A photo taken by Crystal Lee, the niece of Amos Redhair, shows a mountain lion that was killed by Redhair’s son, Joe Redhair, Wednesday night about four miles east of the Black Mesa Chapter in Black Mesa, Ariz. Thirteen of Redhair’s sheep were killed.
Published April 1, 2017
WINDOW ROCK – Livestock owners living in the Black Mesa, Ariz. area are on edge after a trio of mountain lions killed 20 sheep recently.
According to Amos Johnson, a Natural Resources Specialist supervisor stationed in the BIA Navajo Partitioned Land Office in Pinon, Ariz., at least one mountain lion has been killed. The two remaining lions are still on the loose.
On March 23, Black Mesa resident Pauline Begay found seven of her sheep killed inside her corral, said Johnson.
Then on March 28, at the residence of Amos Redhair, 13 sheep were found killed and with two having been eaten.
Johnson said he reported the attacks and killings to Tytus Sandoval and Dondi Begay, both with the Navajo Nation Fish & Wildlife Department. Predator Control Officer Charles Blacksheep was then called in to set snares for the lions.
The three officers settled into their campsite and waited. The officers had also brought nine hound dogs that specialize in tracking lions and bears.
Later that night, Begay said they were notified a lion was killed. Redhair’s son, Joe Redhair, shot and killed one of the mountain lions as it was trying to escape from one of the snares, said Johnson.
The Fish and Wildlife officers then took the deceased mountain lion with them after investigating the slaughtered sheep.
The lion that Joe Redhair had shot and killed was an 80-pound female cat, about eight years old, said Begay. He based the age of the female cat on how much teeth she had, which were mostly missing.

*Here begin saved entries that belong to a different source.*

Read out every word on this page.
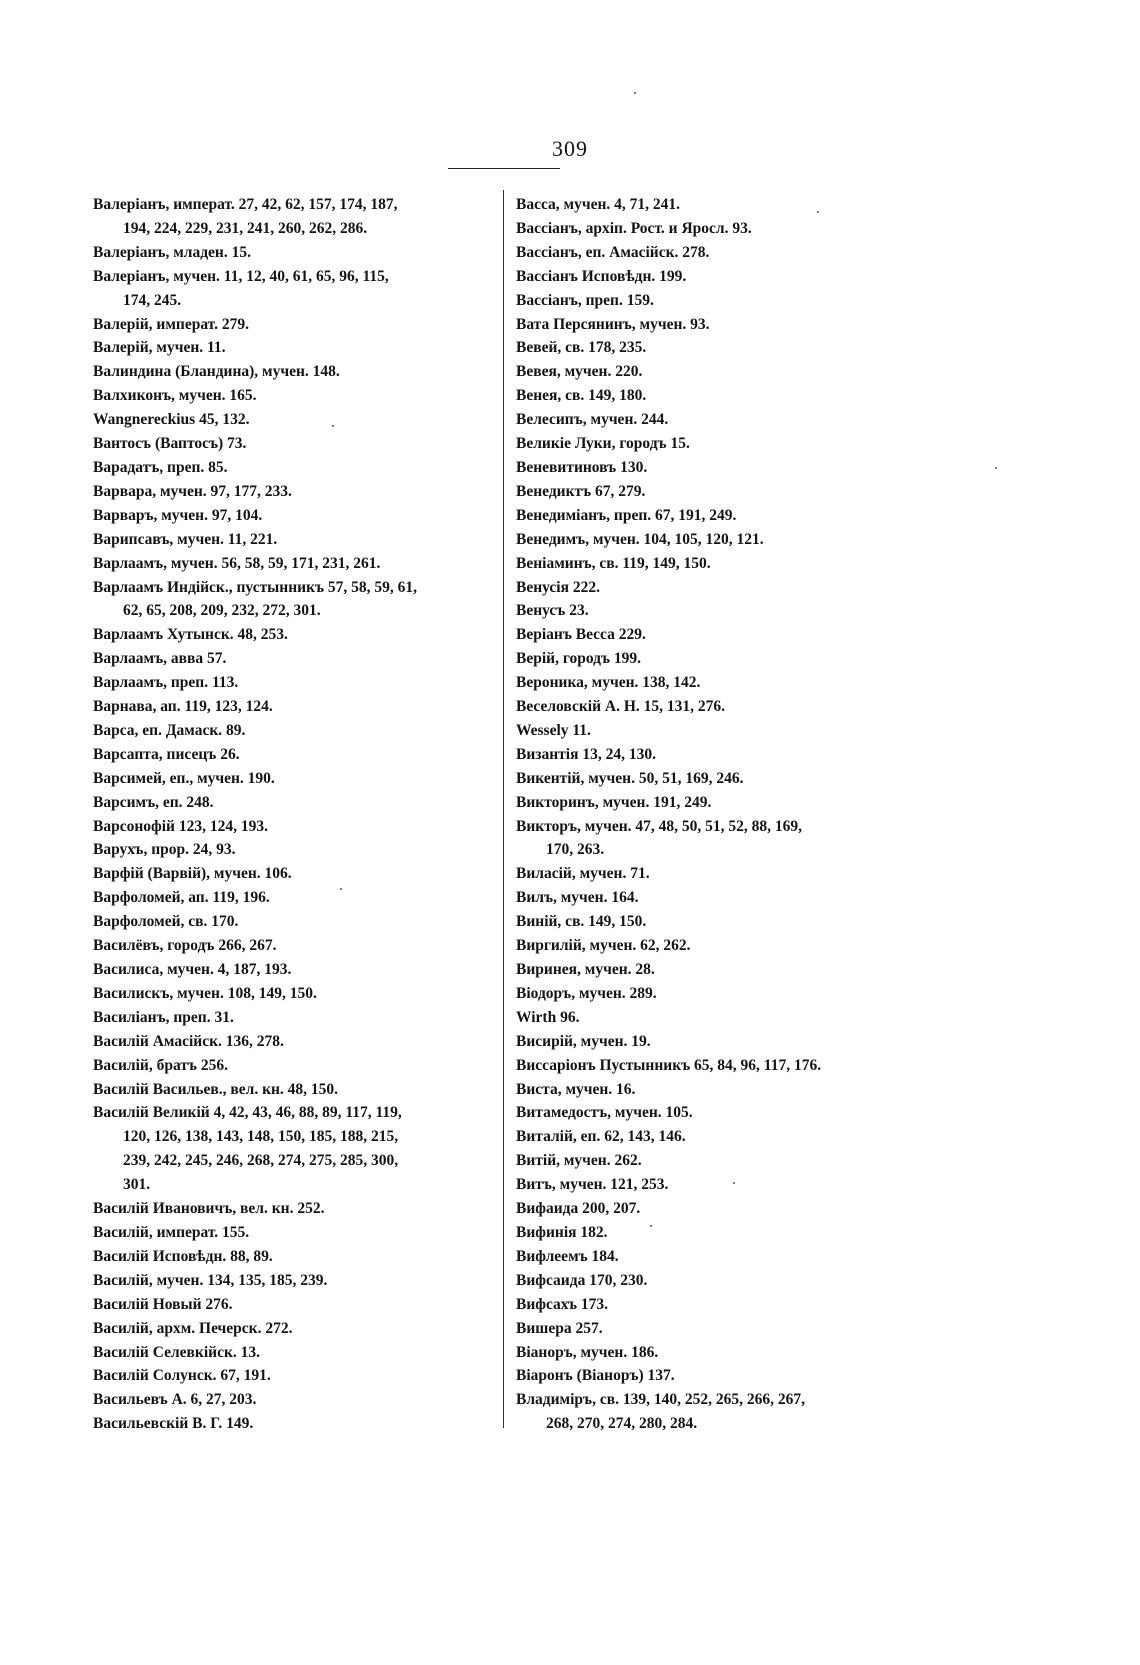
309
Валеріанъ, императ. 27, 42, 62, 157, 174, 187,
194, 224, 229, 231, 241, 260, 262, 286.
Валеріанъ, младен. 15.
Валеріанъ, мучен. 11, 12, 40, 61, 65, 96, 115,
174, 245.
Валерій, императ. 279.
Валерій, мучен. 11.
Валиндина (Бландина), мучен. 148.
Валхиконъ, мучен. 165.
Wangnereckius 45, 132.
Вантосъ (Ваптосъ) 73.
Варадатъ, преп. 85.
Варвара, мучен. 97, 177, 233.
Варваръ, мучен. 97, 104.
Варипсавъ, мучен. 11, 221.
Варлаамъ, мучен. 56, 58, 59, 171, 231, 261.
Варлаамъ Индійск., пустынникъ 57, 58, 59, 61,
62, 65, 208, 209, 232, 272, 301.
Варлаамъ Хутынск. 48, 253.
Варлаамъ, авва 57.
Варлаамъ, преп. 113.
Варнава, ап. 119, 123, 124.
Варса, еп. Дамаск. 89.
Варсапта, писецъ 26.
Варсимей, еп., мучен. 190.
Варсимъ, еп. 248.
Варсонофій 123, 124, 193.
Варухъ, прор. 24, 93.
Варфій (Варвій), мучен. 106.
Варфоломей, ап. 119, 196.
Варфоломей, св. 170.
Василёвъ, городъ 266, 267.
Василиса, мучен. 4, 187, 193.
Василискъ, мучен. 108, 149, 150.
Василіанъ, преп. 31.
Василій Амасійск. 136, 278.
Василій, братъ 256.
Василій Васильев., вел. кн. 48, 150.
Василій Великій 4, 42, 43, 46, 88, 89, 117, 119,
120, 126, 138, 143, 148, 150, 185, 188, 215,
239, 242, 245, 246, 268, 274, 275, 285, 300,
301.
Василій Ивановичъ, вел. кн. 252.
Василій, императ. 155.
Василій Исповѣдн. 88, 89.
Василій, мучен. 134, 135, 185, 239.
Василій Новый 276.
Василій, архм. Печерск. 272.
Василій Селевкійск. 13.
Василій Солунск. 67, 191.
Васильевъ А. 6, 27, 203.
Васильевскій В. Г. 149.
Васса, мучен. 4, 71, 241.
Вассіанъ, архіп. Рост. и Яросл. 93.
Вассіанъ, еп. Амасійск. 278.
Вассіанъ Исповѣдн. 199.
Вассіанъ, преп. 159.
Вата Персянинъ, мучен. 93.
Вевей, св. 178, 235.
Вевея, мучен. 220.
Венея, св. 149, 180.
Велесипъ, мучен. 244.
Великіе Луки, городъ 15.
Веневитиновъ 130.
Венедиктъ 67, 279.
Венедиміанъ, преп. 67, 191, 249.
Венедимъ, мучен. 104, 105, 120, 121.
Веніаминъ, св. 119, 149, 150.
Венусія 222.
Венусъ 23.
Веріанъ Весса 229.
Верій, городъ 199.
Вероника, мучен. 138, 142.
Веселовскій А. Н. 15, 131, 276.
Wessely 11.
Византія 13, 24, 130.
Викентій, мучен. 50, 51, 169, 246.
Викторинъ, мучен. 191, 249.
Викторъ, мучен. 47, 48, 50, 51, 52, 88, 169,
170, 263.
Виласій, мучен. 71.
Вилъ, мучен. 164.
Виній, св. 149, 150.
Виргилій, мучен. 62, 262.
Виринея, мучен. 28.
Віодоръ, мучен. 289.
Wirth 96.
Висирій, мучен. 19.
Виссаріонъ Пустынникъ 65, 84, 96, 117, 176.
Виста, мучен. 16.
Витамедостъ, мучен. 105.
Виталій, еп. 62, 143, 146.
Витій, мучен. 262.
Витъ, мучен. 121, 253.
Вифаида 200, 207.
Вифинія 182.
Вифлеемъ 184.
Вифсаида 170, 230.
Вифсахъ 173.
Вишера 257.
Віаноръ, мучен. 186.
Віаронъ (Віаноръ) 137.
Владиміръ, св. 139, 140, 252, 265, 266, 267,
268, 270, 274, 280, 284.
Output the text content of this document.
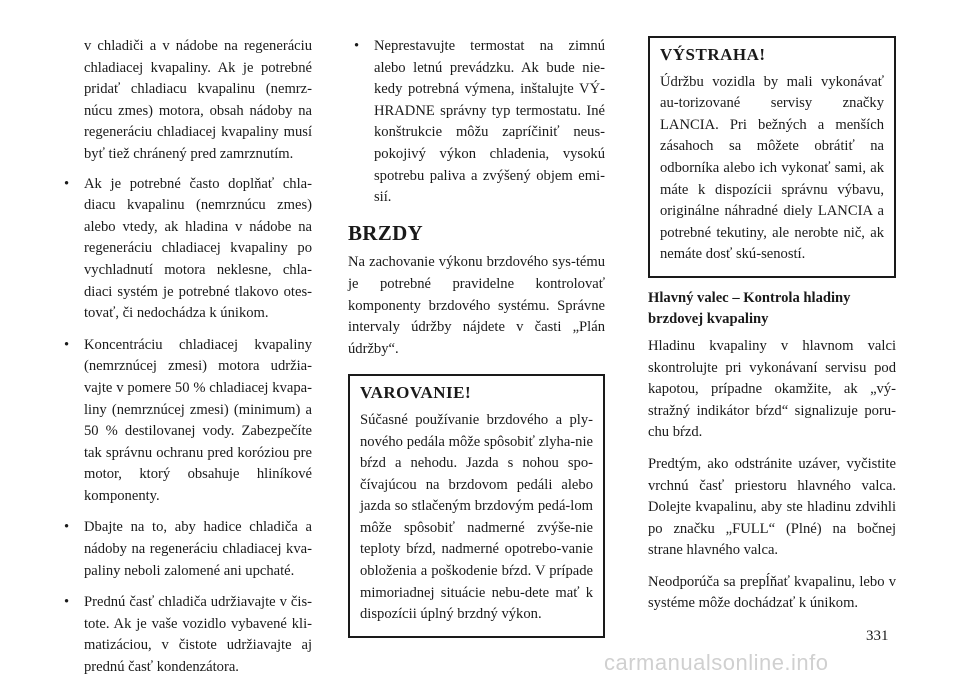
v chladiči a v nádobe na regeneráciu chladiacej kvapaliny. Ak je potrebné pridať chladiacu kvapalinu (nemrz-núcu zmes) motora, obsah nádoby na regeneráciu chladiacej kvapaliny musí byť tiež chránený pred zamrznutím.

• Ak je potrebné často doplňať chla-diacu kvapalinu (nemrznúcu zmes) alebo vtedy, ak hladina v nádobe na regeneráciu chladiacej kvapaliny po vychladnutí motora neklesne, chla-diaci systém je potrebné tlakovo otes-tovať, či nedochádza k únikom.
• Koncentráciu chladiacej kvapaliny (nemrznúcej zmesi) motora udržia-vajte v pomere 50 % chladiacej kvapa-liny (nemrznúcej zmesi) (minimum) a 50 % destilovanej vody. Zabezpečíte tak správnu ochranu pred koróziou pre motor, ktorý obsahuje hliníkové komponenty.
• Dbajte na to, aby hadice chladiča a nádoby na regeneráciu chladiacej kva-paliny neboli zalomené ani upchaté.
• Prednú časť chladiča udržiavajte v čis-tote. Ak je vaše vozidlo vybavené kli-matizáciou, v čistote udržiavajte aj prednú časť kondenzátora.
• Neprestavujte termostat na zimnú alebo letnú prevádzku. Ak bude nie-kedy potrebná výmena, inštalujte VÝ-HRADNE správny typ termostatu. Iné konštrukcie môžu zapríčiniť neus-pokojivý výkon chladenia, vysokú spotrebu paliva a zvýšený objem emi-sií.
BRZDY

Na zachovanie výkonu brzdového sys-tému je potrebné pravidelne kontrolovať komponenty brzdového systému. Správne intervaly údržby nájdete v časti „Plán údržby“.

VAROVANIE!

Súčasné používanie brzdového a ply-nového pedála môže spôsobiť zlyha-nie bŕzd a nehodu. Jazda s nohou spo-čívajúcou na brzdovom pedáli alebo jazda so stlačeným brzdovým pedá-lom môže spôsobiť nadmerné zvýše-nie teploty bŕzd, nadmerné opotrebo-vanie obloženia a poškodenie bŕzd. V prípade mimoriadnej situácie nebu-dete mať k dispozícii úplný brzdný výkon.

VÝSTRAHA!

Údržbu vozidla by mali vykonávať au-torizované servisy značky LANCIA. Pri bežných a menších zásahoch sa môžete obrátiť na odborníka alebo ich vykonať sami, ak máte k dispozícii správnu výbavu, originálne náhradné diely LANCIA a potrebné tekutiny, ale nerobte nič, ak nemáte dosť skú-seností.

Hlavný valec – Kontrola hladiny brzdovej kvapaliny

Hladinu kvapaliny v hlavnom valci skontrolujte pri vykonávaní servisu pod kapotou, prípadne okamžite, ak „vý-stražný indikátor bŕzd“ signalizuje poru-chu bŕzd.

Predtým, ako odstránite uzáver, vyčistite vrchnú časť priestoru hlavného valca. Dolejte kvapalinu, aby ste hladinu zdvihli po značku „FULL“ (Plné) na bočnej strane hlavného valca.

Neodporúča sa prepĺňať kvapalinu, lebo v systéme môže dochádzať k únikom.

331
carmanualsonline.info
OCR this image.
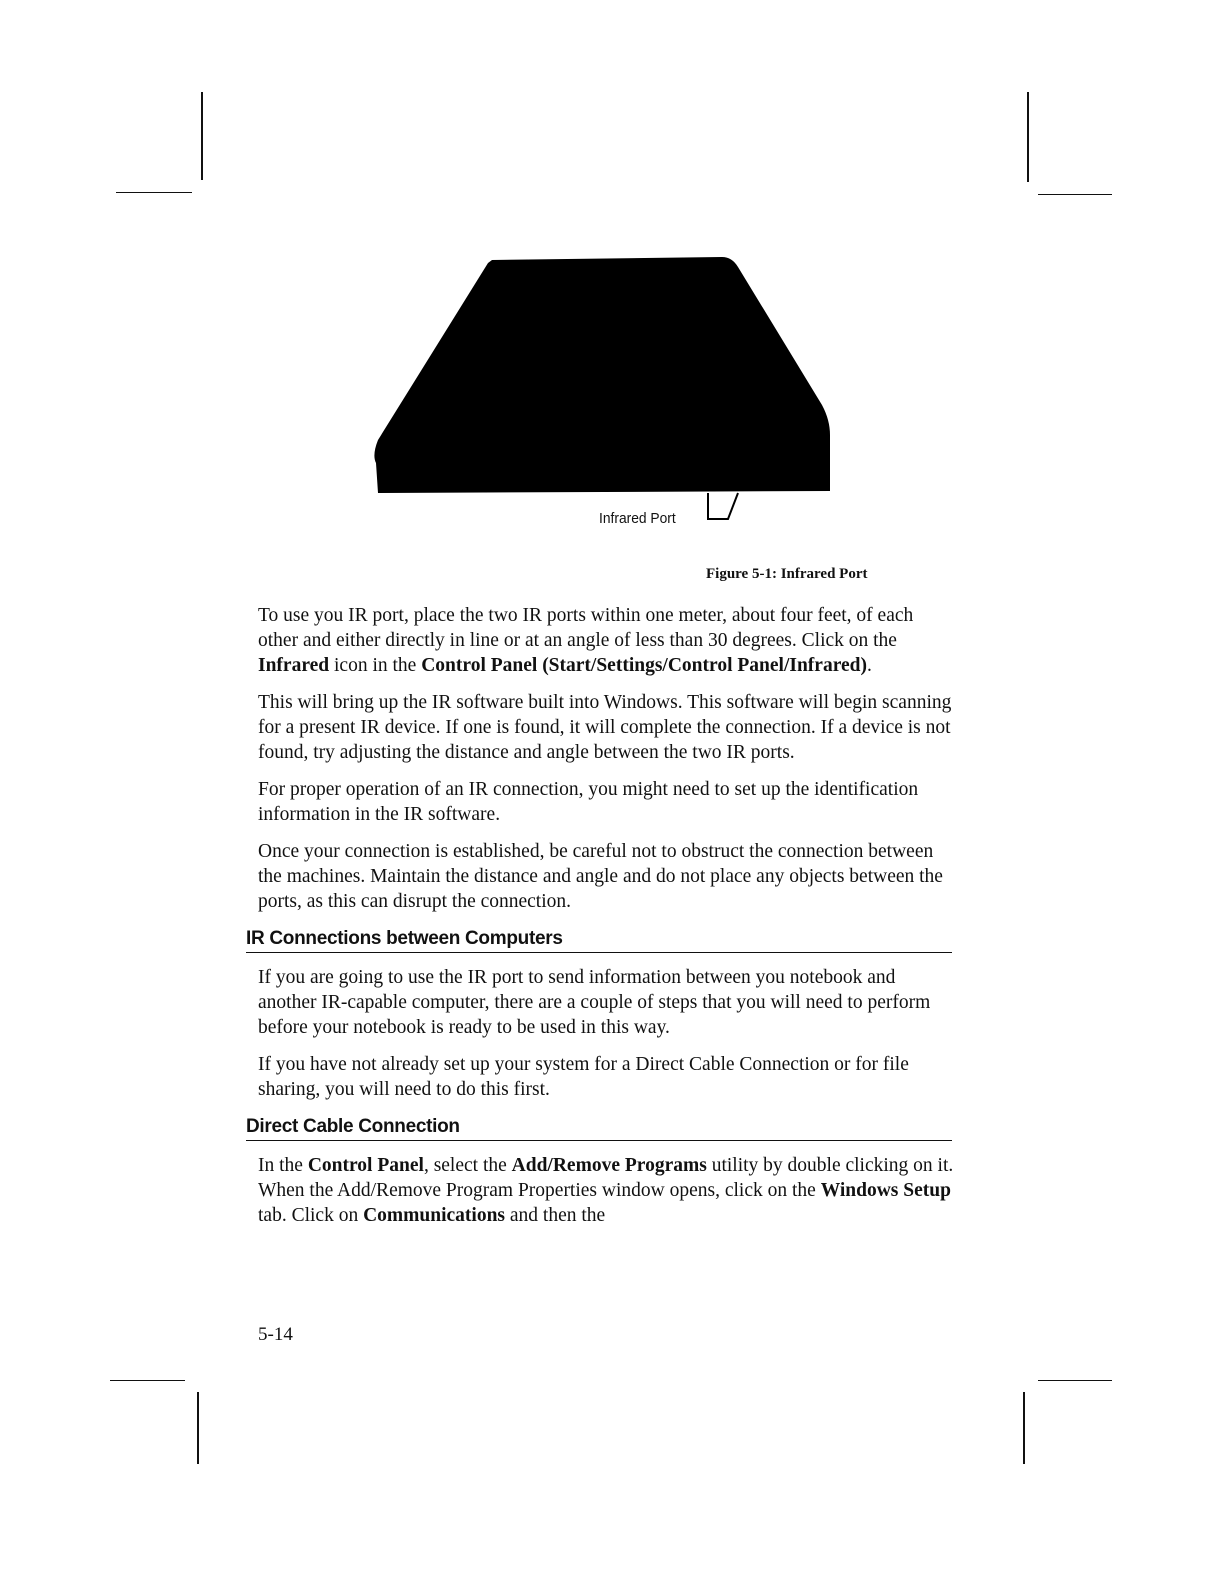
Infrared Port
Figure 5-1: Infrared Port

To use you IR port, place the two IR ports within one meter, about four feet, of each other and either directly in line or at an angle of less than 30 degrees. Click on the Infrared icon in the Control Panel (Start/Settings/Control Panel/Infrared).

This will bring up the IR software built into Windows. This software will begin scanning for a present IR device. If one is found, it will complete the connection. If a device is not found, try adjusting the distance and angle between the two IR ports.

For proper operation of an IR connection, you might need to set up the identification information in the IR software.

Once your connection is established, be careful not to obstruct the connection between the machines. Maintain the distance and angle and do not place any objects between the ports, as this can disrupt the connection.

IR Connections between Computers

If you are going to use the IR port to send information between you notebook and another IR-capable computer, there are a couple of steps that you will need to perform before your notebook is ready to be used in this way.

If you have not already set up your system for a Direct Cable Connection or for file sharing, you will need to do this first.

Direct Cable Connection

In the Control Panel, select the Add/Remove Programs utility by double clicking on it. When the Add/Remove Program Properties window opens, click on the Windows Setup tab. Click on Communications and then the

5-14
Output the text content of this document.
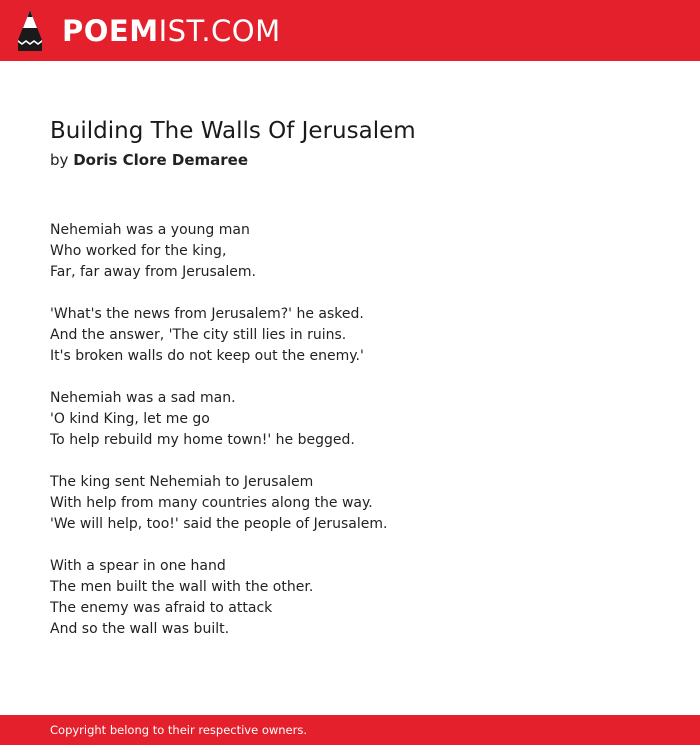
POEMIST.COM
Building The Walls Of Jerusalem
by Doris Clore Demaree
Nehemiah was a young man
Who worked for the king,
Far, far away from Jerusalem.
'What's the news from Jerusalem?' he asked.
And the answer, 'The city still lies in ruins.
It's broken walls do not keep out the enemy.'
Nehemiah was a sad man.
'O kind King, let me go
To help rebuild my home town!' he begged.
The king sent Nehemiah to Jerusalem
With help from many countries along the way.
'We will help, too!' said the people of Jerusalem.
With a spear in one hand
The men built the wall with the other.
The enemy was afraid to attack
And so the wall was built.
Copyright belong to their respective owners.
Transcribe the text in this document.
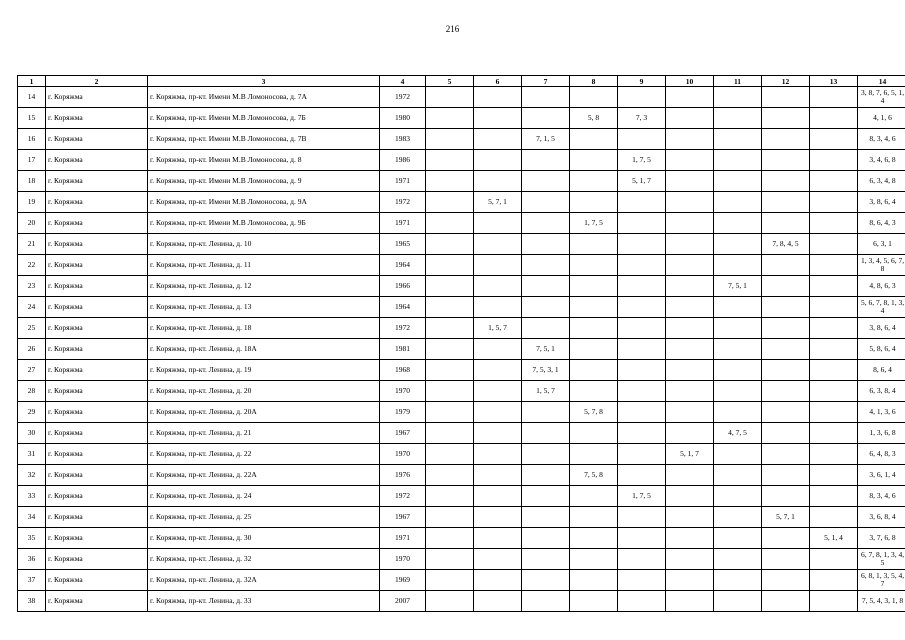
216
1	2	3	4	5	6	7	8	9	10	11	12	13	14
14	г. Коряжма	г. Коряжма, пр-кт. Имени М.В Ломоносова, д. 7А	1972										3, 8, 7, 6, 5, 1, 4
15	г. Коряжма	г. Коряжма, пр-кт. Имени М.В Ломоносова, д. 7Б	1980				5, 8	7, 3					4, 1, 6
16	г. Коряжма	г. Коряжма, пр-кт. Имени М.В Ломоносова, д. 7В	1983			7, 1, 5							8, 3, 4, 6
17	г. Коряжма	г. Коряжма, пр-кт. Имени М.В Ломоносова, д. 8	1986					1, 7, 5					3, 4, 6, 8
18	г. Коряжма	г. Коряжма, пр-кт. Имени М.В Ломоносова, д. 9	1971					5, 1, 7					6, 3, 4, 8
19	г. Коряжма	г. Коряжма, пр-кт. Имени М.В Ломоносова, д. 9А	1972		5, 7, 1								3, 8, 6, 4
20	г. Коряжма	г. Коряжма, пр-кт. Имени М.В Ломоносова, д. 9Б	1971				1, 7, 5						8, 6, 4, 3
21	г. Коряжма	г. Коряжма, пр-кт. Ленина, д. 10	1965								7, 8, 4, 5		6, 3, 1
22	г. Коряжма	г. Коряжма, пр-кт. Ленина, д. 11	1964										1, 3, 4, 5, 6, 7, 8
23	г. Коряжма	г. Коряжма, пр-кт. Ленина, д. 12	1966							7, 5, 1			4, 8, 6, 3
24	г. Коряжма	г. Коряжма, пр-кт. Ленина, д. 13	1964										5, 6, 7, 8, 1, 3, 4
25	г. Коряжма	г. Коряжма, пр-кт. Ленина, д. 18	1972		1, 5, 7								3, 8, 6, 4
26	г. Коряжма	г. Коряжма, пр-кт. Ленина, д. 18А	1981			7, 5, 1							5, 8, 6, 4
27	г. Коряжма	г. Коряжма, пр-кт. Ленина, д. 19	1968			7, 5, 3, 1							8, 6, 4
28	г. Коряжма	г. Коряжма, пр-кт. Ленина, д. 20	1970			1, 5, 7							6, 3, 8, 4
29	г. Коряжма	г. Коряжма, пр-кт. Ленина, д. 20А	1979				5, 7, 8						4, 1, 3, 6
30	г. Коряжма	г. Коряжма, пр-кт. Ленина, д. 21	1967							4, 7, 5			1, 3, 6, 8
31	г. Коряжма	г. Коряжма, пр-кт. Ленина, д. 22	1970						5, 1, 7				6, 4, 8, 3
32	г. Коряжма	г. Коряжма, пр-кт. Ленина, д. 22А	1976				7, 5, 8						3, 6, 1, 4
33	г. Коряжма	г. Коряжма, пр-кт. Ленина, д. 24	1972					1, 7, 5					8, 3, 4, 6
34	г. Коряжма	г. Коряжма, пр-кт. Ленина, д. 25	1967								5, 7, 1		3, 6, 8, 4
35	г. Коряжма	г. Коряжма, пр-кт. Ленина, д. 30	1971									5, 1, 4	3, 7, 6, 8
36	г. Коряжма	г. Коряжма, пр-кт. Ленина, д. 32	1970										6, 7, 8, 1, 3, 4, 5
37	г. Коряжма	г. Коряжма, пр-кт. Ленина, д. 32А	1969										6, 8, 1, 3, 5, 4, 7
38	г. Коряжма	г. Коряжма, пр-кт. Ленина, д. 33	2007										7, 5, 4, 3, 1, 8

Begay would not confirm there were two other lions remaining because he did not see them, but did say that based on the evidence he saw at Redhair’s residence, it appeared there was more than one lion because a lion does not waste its energy once it has killed its prey. He did add that if there were other lions involved, then it probably was the old female’s cubs.
Johnson said the 20 sheep being killed troubled him and something had to be done.
“The (Black Mesa) Chapter is looking at hiring hired guns and trappers to go after the two (remaining) mountain lions,” Johnson said. “If they’re juveniles, then they have the taste of sheep and how easy it is to kill them.”
However, Begay, who is only one of five Fish and Wildlife Dept. officers who patrol the entire reservation, said the chapter would have to go through their office first and make their request because hunting is not permitted on the reservation without a permit because the Navajo Nation owns and protects the wildlife.
Black Mesa grazing official Francis Honie said about 50 homesteads in the Black Mesa Chapter area have animals. He said that concerns him because another mountain lion attack will inevitably happen.
Johnson and Honie said mountain lion attacks have been happening throughout past years. But with 20 sheep being killed by “a pack” of mountain lions that causes them to worry because the lions could eventually attack humans.
Begay said that in his 20 years as a Fish and Wildlife Officer, there’s never been a report of a mountain lion attacking a human on the reservation.
“I call them ninjas,” Begay said. “You won’t see them.”
Begay said a majority of the time mountain lions will leave sheep and other domesticated animals alone, but did say people should understand that when people move into a remote area of the reservation, it is the people moving into the lion’s territory, rather than a lion moving into theirs.
Begay recommends that people living with livestock and sheep in remote areas, should protect their animals by keeping a constant eye on them.
He also said that the difference between a dog and a mountain lion’s paw print and is that the mountain lion doesn’t have claws.
“If you see claws, then it is not a lion’s because they retract their claws,” Begay said. “Dogs don’t retract theirs.”